I think we’re used to thinking one way about memory loss. How painful that can be. By watching them, you see that love transcends memory. I think that’s a really beautiful idea.

That is the eternal memory. I learned during the film that it’s not only love, it’s also emotion. That emotional memory is always there. He cannot remember days. He cannot remember how many years they have been together. But if she would say to him, “Did we have kids together?” He would say, “No, because you didn’t want that.” And it’s true, and that was his pain. So he remembered perfectly his pain, but not information. But that pain is there and the love of Paulina is there. So there is an emotional memory that continues when you lose all the information. So for me, it’s about talking about what is permanent and not about what you forget. Love and pain is permanent in your body. So for me, that is the big lesson about memory with him.

It is really remarkable how much parallel there is between his work and that writing that he did about memory and what the film is about.

It’s so consequential to everything. In his book, in his newscasts, in the papers he wrote, he used the word memory a lot.

So many people are afraid of getting older because they’re afraid of what will happen to them and to their relationships. But it is really remarkable to see through them that that scary part of life, the end of life, can also be really romantic. That was also a revelation to me: How romantic that period of loss and sorrow could be.

He passed away a year after the last scene in the film. But until the end, I felt that they were in love and I felt the romance. It was not heartbreaking for me to shoot it, but in the editing, it was heartbreaking for me to see. When I put the material up from 25 years ago and then the material from today, you see that they look at each other in the same way. I was like, “I cannot believe it.” It’s real. It happened through the years. They took care of each other at the end because they took care of each other all those years. That is probably what love is about. I get emotional with the film not because of the disease. It’s because it makes us question our relationships and what our expectations of love are.

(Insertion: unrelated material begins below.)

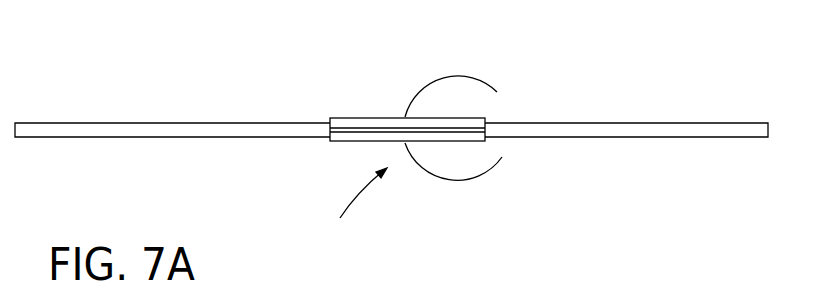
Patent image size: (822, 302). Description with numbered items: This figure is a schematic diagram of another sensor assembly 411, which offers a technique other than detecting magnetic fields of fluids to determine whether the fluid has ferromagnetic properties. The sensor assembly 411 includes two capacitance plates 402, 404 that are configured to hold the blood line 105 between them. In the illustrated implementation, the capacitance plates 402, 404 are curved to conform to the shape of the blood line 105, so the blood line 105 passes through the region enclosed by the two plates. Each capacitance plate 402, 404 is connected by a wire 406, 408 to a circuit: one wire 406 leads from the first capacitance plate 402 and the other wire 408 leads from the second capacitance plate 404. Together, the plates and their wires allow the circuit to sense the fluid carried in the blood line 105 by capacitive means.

Do you think that the period of COVID lockdown brought an extra layer of emotion to the film? That was a time where so many people were grappling with grief and the fear of loss.

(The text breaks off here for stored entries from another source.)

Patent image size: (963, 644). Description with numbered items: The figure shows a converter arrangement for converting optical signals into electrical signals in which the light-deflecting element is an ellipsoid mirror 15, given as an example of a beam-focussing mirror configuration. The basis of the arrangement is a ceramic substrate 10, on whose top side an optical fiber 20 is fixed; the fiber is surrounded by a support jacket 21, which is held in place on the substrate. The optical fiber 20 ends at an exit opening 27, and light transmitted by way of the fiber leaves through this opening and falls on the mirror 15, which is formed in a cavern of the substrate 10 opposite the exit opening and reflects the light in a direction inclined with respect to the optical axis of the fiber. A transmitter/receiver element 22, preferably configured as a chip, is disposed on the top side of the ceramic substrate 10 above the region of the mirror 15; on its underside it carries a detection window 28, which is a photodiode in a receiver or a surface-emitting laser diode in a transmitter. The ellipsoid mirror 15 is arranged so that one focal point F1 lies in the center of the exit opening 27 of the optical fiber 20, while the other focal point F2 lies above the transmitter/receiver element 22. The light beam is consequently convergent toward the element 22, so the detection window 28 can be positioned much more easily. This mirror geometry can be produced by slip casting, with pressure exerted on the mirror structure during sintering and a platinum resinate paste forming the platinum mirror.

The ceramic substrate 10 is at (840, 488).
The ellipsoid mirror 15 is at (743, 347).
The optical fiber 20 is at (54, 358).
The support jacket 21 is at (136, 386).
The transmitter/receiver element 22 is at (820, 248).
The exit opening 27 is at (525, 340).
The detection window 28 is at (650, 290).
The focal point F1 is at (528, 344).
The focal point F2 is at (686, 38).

COVID completely changed their situation and completely changed the story. My point of view of the film was completely one about a couple that was in society. The theater scene, for example, was the kind of thing that I was looking forward to having, like him in the world and at parties. That was my idea of the film: to see someone with dementia in society. The lockdown was a year and a half, and completely broke my idea of that.

How did it affect them?

It was very terrible for him. Because he was an example of a patient that was in society, his deterioration went really slow because he was in the streets all day. So he got worse in the span of one month in lockdown than he did in a year before. It was years of deterioration in months. So that accelerated his illness not because he didn't have his therapy. He had it. It was because he was not in society. So that, for me, changed completely the understanding of how you have to deal with dementia. Life completely changed for them, and they never went out again, because the deterioration was so fast.